Vol. 55, Issue 4, 708-715, April 1999

Oxidative Stress Occurs in Perfused Rat Liver at Low Oxygen Tension by Mechanisms Involving Peroxynitrite

Gavin E. Arteel, Maria B. Kadiiska, Ivan Rusyn, Blair U. Bradford, Ronald P. Mason, James A. Raleigh, and Ronald G. Thurman

Laboratory of Hepatobiology and Toxicology, Department of Pharmacology (G.E.A., I.R., B.U.B, R.G.T.), Department of Radiation Oncology (G.E.A., J.A.R.), and Curriculum in Toxicology (G.E.A., I.R., R.P.M., J.A.R., R.G.T.), University of North Carolina at Chapel Hill, Chapel Hill, North Carolina; and Laboratory of Pharmacology and Chemistry, National Institutes of Environmental Health Sciences, Research Triangle Park, North Carolina (M.B.K.,R.P.M.)
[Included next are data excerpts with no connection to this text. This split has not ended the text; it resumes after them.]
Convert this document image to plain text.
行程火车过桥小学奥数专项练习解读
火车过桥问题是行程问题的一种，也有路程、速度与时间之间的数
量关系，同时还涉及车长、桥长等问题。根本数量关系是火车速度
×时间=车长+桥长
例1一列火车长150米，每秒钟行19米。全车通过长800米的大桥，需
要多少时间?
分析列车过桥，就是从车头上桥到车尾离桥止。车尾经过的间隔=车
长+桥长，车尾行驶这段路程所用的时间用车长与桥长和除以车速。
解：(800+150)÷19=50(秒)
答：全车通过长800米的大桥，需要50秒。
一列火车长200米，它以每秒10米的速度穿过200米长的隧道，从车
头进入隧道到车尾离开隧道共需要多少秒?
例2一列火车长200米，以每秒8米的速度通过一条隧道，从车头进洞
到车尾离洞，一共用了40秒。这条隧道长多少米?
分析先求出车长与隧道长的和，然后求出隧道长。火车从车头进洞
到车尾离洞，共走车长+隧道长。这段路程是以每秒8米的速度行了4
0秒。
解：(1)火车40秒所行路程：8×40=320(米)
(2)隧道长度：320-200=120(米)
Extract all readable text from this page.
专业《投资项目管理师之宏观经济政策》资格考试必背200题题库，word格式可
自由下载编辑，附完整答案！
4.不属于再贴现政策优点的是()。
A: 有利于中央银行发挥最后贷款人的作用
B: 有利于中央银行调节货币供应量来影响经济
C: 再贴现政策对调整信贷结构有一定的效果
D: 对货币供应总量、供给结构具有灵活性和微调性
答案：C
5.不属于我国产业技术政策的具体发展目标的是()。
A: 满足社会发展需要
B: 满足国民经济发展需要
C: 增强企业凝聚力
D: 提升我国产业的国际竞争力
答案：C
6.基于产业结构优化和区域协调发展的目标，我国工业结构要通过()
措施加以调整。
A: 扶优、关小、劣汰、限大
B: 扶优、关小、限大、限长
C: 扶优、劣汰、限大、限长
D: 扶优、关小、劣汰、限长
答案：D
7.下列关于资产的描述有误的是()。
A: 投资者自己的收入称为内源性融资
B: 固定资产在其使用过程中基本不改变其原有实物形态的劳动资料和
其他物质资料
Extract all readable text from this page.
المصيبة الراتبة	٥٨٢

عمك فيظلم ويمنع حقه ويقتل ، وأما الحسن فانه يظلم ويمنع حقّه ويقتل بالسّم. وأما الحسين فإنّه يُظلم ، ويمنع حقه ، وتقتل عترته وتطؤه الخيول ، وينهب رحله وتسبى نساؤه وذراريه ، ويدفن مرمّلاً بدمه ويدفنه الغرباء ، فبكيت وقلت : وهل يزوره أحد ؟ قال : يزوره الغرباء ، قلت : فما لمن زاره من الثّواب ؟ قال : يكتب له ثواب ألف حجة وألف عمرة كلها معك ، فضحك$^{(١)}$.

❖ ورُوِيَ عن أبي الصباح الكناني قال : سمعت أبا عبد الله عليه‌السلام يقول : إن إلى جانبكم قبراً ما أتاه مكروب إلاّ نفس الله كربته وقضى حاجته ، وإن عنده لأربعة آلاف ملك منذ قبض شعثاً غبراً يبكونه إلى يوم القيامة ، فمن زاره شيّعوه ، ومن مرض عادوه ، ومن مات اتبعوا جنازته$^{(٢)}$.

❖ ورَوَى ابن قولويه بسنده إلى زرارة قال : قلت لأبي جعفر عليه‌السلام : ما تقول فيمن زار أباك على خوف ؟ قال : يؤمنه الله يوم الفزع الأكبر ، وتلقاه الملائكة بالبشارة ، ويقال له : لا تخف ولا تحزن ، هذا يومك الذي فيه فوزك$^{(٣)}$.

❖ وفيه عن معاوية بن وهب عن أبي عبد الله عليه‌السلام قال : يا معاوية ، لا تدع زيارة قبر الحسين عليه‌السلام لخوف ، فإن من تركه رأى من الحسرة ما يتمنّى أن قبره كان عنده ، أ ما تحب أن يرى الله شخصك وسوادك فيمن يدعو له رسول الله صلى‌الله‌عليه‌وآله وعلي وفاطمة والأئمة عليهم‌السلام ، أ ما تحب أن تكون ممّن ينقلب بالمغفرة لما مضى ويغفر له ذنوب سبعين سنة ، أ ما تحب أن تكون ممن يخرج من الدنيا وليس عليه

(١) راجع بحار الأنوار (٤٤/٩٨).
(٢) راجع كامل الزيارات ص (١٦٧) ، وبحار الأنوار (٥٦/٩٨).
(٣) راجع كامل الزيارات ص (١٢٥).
Ethanol increases free radical formation; however, it was recently demonstrated that it also causes extensive hypoxia in rat liver in vivo. To address this issue, it was hypothesized that peroxynitrite formed in normoxic periportal regions of the liver lobule has its reactivity enhanced in hypoxic pericentral regions where the pH is lower. Via this pathway, peroxynitrite could lead to free radical formation in the absence of oxygen. Livers from fed rats were perfused at low flow rates for 75 min. Under these conditions, periportal regions were well oxygenated but pericentral areas became hypoxic. Low-flow perfusion caused a significant 6-fold increase in nitrotyrosine accumulation in pericentral regions. During the last 20 min of perfusion, the spin-trap -(4-pyridyl-1-oxide)-N-tert-butylnitrone was infused and adducts were collected for electron-spin resonance analysis. A six-line radical adduct signal was detected in perfusate. Direct infusion of peroxynitrite produced a radical adduct with identical coupling constants, and a similar pattern of nitrotyrosine accumulation was observed. Retrograde perfusion at low rates resulted in accumulation of nitrotyrosine in periportal regions. Although the magnitude of the radical in perfusate was increased by ethanol, it was not derived directly from it. Both nitrotyrosine accumulation and radical formation were reduced by inhibition of nitric oxide synthase with N-nitro-L-arginine methyl ester, but not with the inactive D-isomer. Radical formation was decreased nearly completely by superoxide dismutase and N-nitro-L-arginine methyl ester, consistent with the hypothesis that the final prooxidant is a derivative from both NO· and superoxide (i.e., peroxynitrite). These results support the hypothesis that oxidative stress occurs in hypoxic regions of the liver lobule by mechanisms involving peroxynitrite.